Value shifts to physical AI bottlenecks
Lynn Alden argued that value in the AI era will accumulate in physical bottlenecks like semiconductors and memory rather than hyperscalers due to lower switching costs and high CapEx demands.
The argument
Unlike the 2010s internet giants that enjoyed high-margin network effects with low CapEx, today's AI hyperscalers face an expensive CapEx arms race and lower customer switching costs, which Alden suggests will depress their return on invested capital. Consequently, she favors the physical bottlenecks—such as the highly consolidated memory and GPU markets—and the end-users who gain productivity.
The thesis, stress-tested
✓ What validates it
- ✓Consistently high margins for memory and GPU manufacturers
- ✓Declining return on invested capital (ROIC) for major hyperscalers
▸ Risks discussed
- ▸Overvaluation during vertical price runs
- ▸Cyclicality of data center CapEx spend
Hear it yourself
"You have thoughts on the models, anthropic OpenAI, which are privately traded and you you have a engineering background and at least when it comes to cryptocurrency are extremely in the weeds on on technical matters.
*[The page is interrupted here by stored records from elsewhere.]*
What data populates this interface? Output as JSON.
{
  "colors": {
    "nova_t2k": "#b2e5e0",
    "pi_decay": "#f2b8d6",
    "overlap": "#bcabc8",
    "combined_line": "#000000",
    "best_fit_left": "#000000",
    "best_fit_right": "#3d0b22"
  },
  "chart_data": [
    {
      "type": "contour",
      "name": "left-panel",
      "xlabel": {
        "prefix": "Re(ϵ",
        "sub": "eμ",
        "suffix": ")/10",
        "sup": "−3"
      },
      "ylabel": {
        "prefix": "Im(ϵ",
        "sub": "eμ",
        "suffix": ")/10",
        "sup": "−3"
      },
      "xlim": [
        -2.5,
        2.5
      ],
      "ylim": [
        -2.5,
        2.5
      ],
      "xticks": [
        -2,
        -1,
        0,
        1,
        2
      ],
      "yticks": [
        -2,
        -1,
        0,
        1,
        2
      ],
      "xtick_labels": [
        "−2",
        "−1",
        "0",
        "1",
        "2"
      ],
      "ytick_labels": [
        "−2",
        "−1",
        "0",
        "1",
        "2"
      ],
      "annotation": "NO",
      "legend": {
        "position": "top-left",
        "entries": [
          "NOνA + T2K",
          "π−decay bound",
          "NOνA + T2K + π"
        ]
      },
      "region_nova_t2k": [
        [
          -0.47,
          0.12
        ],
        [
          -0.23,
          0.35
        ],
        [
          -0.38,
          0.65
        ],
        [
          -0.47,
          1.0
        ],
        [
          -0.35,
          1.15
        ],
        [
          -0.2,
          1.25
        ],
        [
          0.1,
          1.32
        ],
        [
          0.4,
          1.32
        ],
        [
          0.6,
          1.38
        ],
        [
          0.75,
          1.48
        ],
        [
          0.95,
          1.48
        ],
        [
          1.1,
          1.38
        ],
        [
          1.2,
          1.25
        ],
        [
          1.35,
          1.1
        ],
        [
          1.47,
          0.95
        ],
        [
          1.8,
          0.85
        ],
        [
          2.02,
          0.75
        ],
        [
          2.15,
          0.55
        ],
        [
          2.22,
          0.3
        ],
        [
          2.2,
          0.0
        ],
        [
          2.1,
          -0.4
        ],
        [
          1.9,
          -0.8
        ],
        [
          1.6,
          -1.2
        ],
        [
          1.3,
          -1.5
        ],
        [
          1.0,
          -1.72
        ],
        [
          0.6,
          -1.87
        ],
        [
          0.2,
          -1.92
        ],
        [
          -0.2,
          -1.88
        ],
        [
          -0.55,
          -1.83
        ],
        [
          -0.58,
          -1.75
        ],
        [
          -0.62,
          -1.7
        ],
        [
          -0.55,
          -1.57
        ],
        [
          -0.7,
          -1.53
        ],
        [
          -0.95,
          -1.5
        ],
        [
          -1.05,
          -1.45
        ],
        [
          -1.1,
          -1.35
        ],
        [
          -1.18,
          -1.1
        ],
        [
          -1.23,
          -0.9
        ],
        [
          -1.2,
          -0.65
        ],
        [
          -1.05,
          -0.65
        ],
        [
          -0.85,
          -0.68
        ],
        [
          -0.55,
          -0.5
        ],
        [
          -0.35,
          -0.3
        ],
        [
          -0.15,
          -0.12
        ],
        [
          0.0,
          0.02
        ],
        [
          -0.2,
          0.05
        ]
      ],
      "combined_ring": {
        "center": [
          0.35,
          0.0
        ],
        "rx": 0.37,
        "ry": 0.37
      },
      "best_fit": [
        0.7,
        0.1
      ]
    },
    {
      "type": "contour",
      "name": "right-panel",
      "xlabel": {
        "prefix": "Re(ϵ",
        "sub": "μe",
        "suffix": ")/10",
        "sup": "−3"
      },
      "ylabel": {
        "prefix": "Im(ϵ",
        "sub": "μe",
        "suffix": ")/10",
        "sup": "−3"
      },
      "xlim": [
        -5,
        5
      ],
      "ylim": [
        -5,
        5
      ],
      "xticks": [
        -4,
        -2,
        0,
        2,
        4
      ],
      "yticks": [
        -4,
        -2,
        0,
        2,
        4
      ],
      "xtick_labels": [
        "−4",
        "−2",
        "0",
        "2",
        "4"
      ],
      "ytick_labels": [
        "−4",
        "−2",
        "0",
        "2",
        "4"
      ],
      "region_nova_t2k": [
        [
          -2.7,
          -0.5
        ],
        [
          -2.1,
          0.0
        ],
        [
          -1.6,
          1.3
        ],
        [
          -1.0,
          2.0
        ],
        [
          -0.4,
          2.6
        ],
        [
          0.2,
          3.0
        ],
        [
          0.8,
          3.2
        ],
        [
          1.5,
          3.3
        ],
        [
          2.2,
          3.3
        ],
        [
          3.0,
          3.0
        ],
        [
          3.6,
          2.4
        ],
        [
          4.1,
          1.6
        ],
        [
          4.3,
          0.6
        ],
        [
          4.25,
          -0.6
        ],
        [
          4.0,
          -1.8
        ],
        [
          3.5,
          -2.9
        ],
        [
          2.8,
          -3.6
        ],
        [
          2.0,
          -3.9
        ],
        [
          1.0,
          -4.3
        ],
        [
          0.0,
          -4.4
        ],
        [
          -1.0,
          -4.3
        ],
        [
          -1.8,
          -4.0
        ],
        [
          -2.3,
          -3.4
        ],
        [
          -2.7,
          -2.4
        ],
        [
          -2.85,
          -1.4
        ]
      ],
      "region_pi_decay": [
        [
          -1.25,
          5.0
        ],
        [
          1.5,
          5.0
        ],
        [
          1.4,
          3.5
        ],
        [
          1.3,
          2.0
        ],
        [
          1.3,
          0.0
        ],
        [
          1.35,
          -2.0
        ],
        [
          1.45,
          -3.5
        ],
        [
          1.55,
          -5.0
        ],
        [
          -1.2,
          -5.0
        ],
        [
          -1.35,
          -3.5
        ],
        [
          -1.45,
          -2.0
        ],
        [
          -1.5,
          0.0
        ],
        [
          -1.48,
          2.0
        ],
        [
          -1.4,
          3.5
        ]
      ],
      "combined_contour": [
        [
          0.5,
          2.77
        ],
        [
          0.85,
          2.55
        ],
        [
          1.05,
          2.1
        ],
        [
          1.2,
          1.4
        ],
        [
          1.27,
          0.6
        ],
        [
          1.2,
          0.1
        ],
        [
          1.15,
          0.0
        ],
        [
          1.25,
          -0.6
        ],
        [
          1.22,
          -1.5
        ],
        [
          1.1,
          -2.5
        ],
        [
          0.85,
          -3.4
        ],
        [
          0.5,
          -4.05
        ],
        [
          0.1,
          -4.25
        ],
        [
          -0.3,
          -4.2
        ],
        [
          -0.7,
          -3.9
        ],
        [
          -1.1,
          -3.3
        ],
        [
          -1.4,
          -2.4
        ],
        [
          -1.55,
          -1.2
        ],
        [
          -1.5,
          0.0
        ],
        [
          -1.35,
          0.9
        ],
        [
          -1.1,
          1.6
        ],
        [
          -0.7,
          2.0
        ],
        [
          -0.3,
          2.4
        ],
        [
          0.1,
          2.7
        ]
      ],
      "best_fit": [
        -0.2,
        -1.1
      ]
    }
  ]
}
I wanna ask you about semiconductors. I don't think we you and I in our many interviews we've done over the years, I've ever really talked about semiconductors as an investment opportunity. What what conclusions do you draw, and what do you think about that space? I'm tactically bullish here and there. I've not captured as much as I would have wanted to. There's some some stocks that's rode for five, ten years."